日本出版販売株式会社、株式会社紀伊國屋書店、カルチュア・コンビニエンス・クラブ株式会社は、書店主導の出版流通改革及びその実現を支える合弁会社設立に向けた協議を開始する基本合意契約を6月19日に締結した。

 「紀伊國屋書店」や「蔦屋書店」など競合他社の書店が手を結び、仕入れや流通を共同で行う新会社を設立することが発表された。書店の減少に歯止めが掛からない中、ついに業界内で手を取り合う決断が下されたようだ。

 書店主導による出版流通改革に取り組むため、3社による協議を開始する。3社が持つ販売データを共有化し、AIを使った需要の予測に基づく発注システムを共同運営することで、本の返品率を減らし、流通の効率化を進めるという。また、書店横断型サービス・共通アプリなども視野に入れた新たな販売促進施策も講じる。

 なお、3社による合弁会社となる新会社は今秋の設立を目指すとしている。3社が展開する書店は、全国であわせて1000店近くにのぼるが、ほかの書店にも参加を呼びかけることで業界全体で書店経営の改善を進める狙い。

 出版文化産業振興財団によると、日本全国における書店の数は過去10年間で約3割減少し、全国市区町村のうち4分の1を超える自治体が書店ゼロ市町村だという。(2022年9月現在)

 発表において、紀伊國屋書店の代表取締役会長兼社長である高井昌史氏は「まずは3社で、それぞれの書店としての良さを生かしながら、新しい仕入れの仕組みを整備し、同じ志をもって取り組んでいただける他書店とも手を携えていくことを目指します」と業界全体で取り組みたい意向を述べている。

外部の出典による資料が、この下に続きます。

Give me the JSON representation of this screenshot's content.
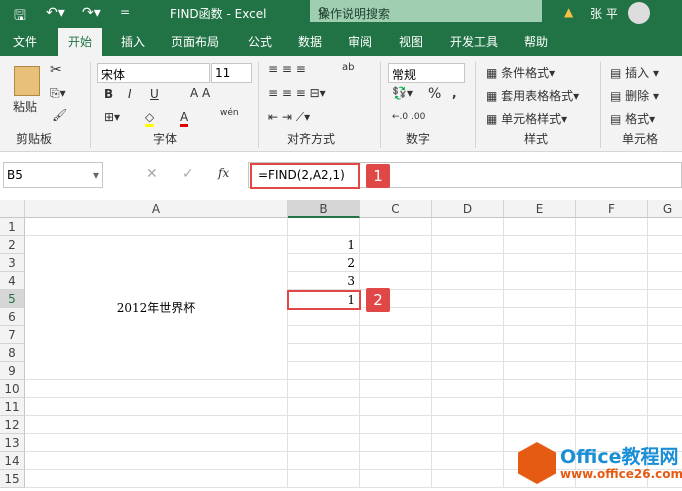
{
  "title_bar": {
    "title": "FIND函数  -  Excel",
    "search_placeholder": "操作说明搜索",
    "user": "张 平",
    "qat_more": "="
  },
  "tabs": [
    "文件",
    "开始",
    "插入",
    "页面布局",
    "公式",
    "数据",
    "审阅",
    "视图",
    "开发工具",
    "帮助"
  ],
  "ribbon": {
    "clipboard": {
      "paste": "粘贴",
      "label": "剪贴板"
    },
    "font": {
      "name": "宋体",
      "size": "11",
      "bold": "B",
      "italic": "I",
      "underline": "U",
      "label": "字体",
      "phonetic": "wén"
    },
    "alignment": {
      "label": "对齐方式"
    },
    "number": {
      "format": "常规",
      "percent": "%",
      "comma": ",",
      "label": "数字"
    },
    "styles": {
      "conditional": "条件格式",
      "table": "套用表格格式",
      "cell": "单元格样式",
      "label": "样式"
    },
    "cells": {
      "insert": "插入",
      "delete": "删除",
      "format": "格式",
      "label": "单元格"
    }
  },
  "formula_bar": {
    "name_box": "B5",
    "fx": "fx",
    "formula": "=FIND(2,A2,1)"
  },
  "annotations": [
    "1",
    "2"
  ],
  "columns": [
    "A",
    "B",
    "C",
    "D",
    "E",
    "F",
    "G"
  ],
  "rows": [
    "1",
    "2",
    "3",
    "4",
    "5",
    "6",
    "7",
    "8",
    "9",
    "10",
    "11",
    "12",
    "13",
    "14",
    "15"
  ],
  "cells": {
    "A2": "2012年世界杯",
    "B2": "1",
    "B3": "2",
    "B4": "3",
    "B5": "1"
  },
  "watermark": {
    "brand": "Office教程网",
    "url": "www.office26.com"
  }
}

 今年に入って「MARUZEN&ジュンク堂書店」渋谷店の閉店など、大型書店は都心においても苦戦を強いられている感がある。その一方で、令和になって独立系書店やリトルプレスなど取次を介さないような個人経営の業態は「本の雑誌」でも特集を組まれるほどブームになった。

 破滅派も2021年に出版レーベルを立ち上げ、すでに三冊の書籍を送り出している。その過程を主宰の高橋文樹自ら綴った不定期連載「出版社破滅派の作り方」で、出版の流通システムがいかに特殊であるか分かりやすく記されている。今後この流通が大手の旗振りで本当に変わるのか、注視していきたい。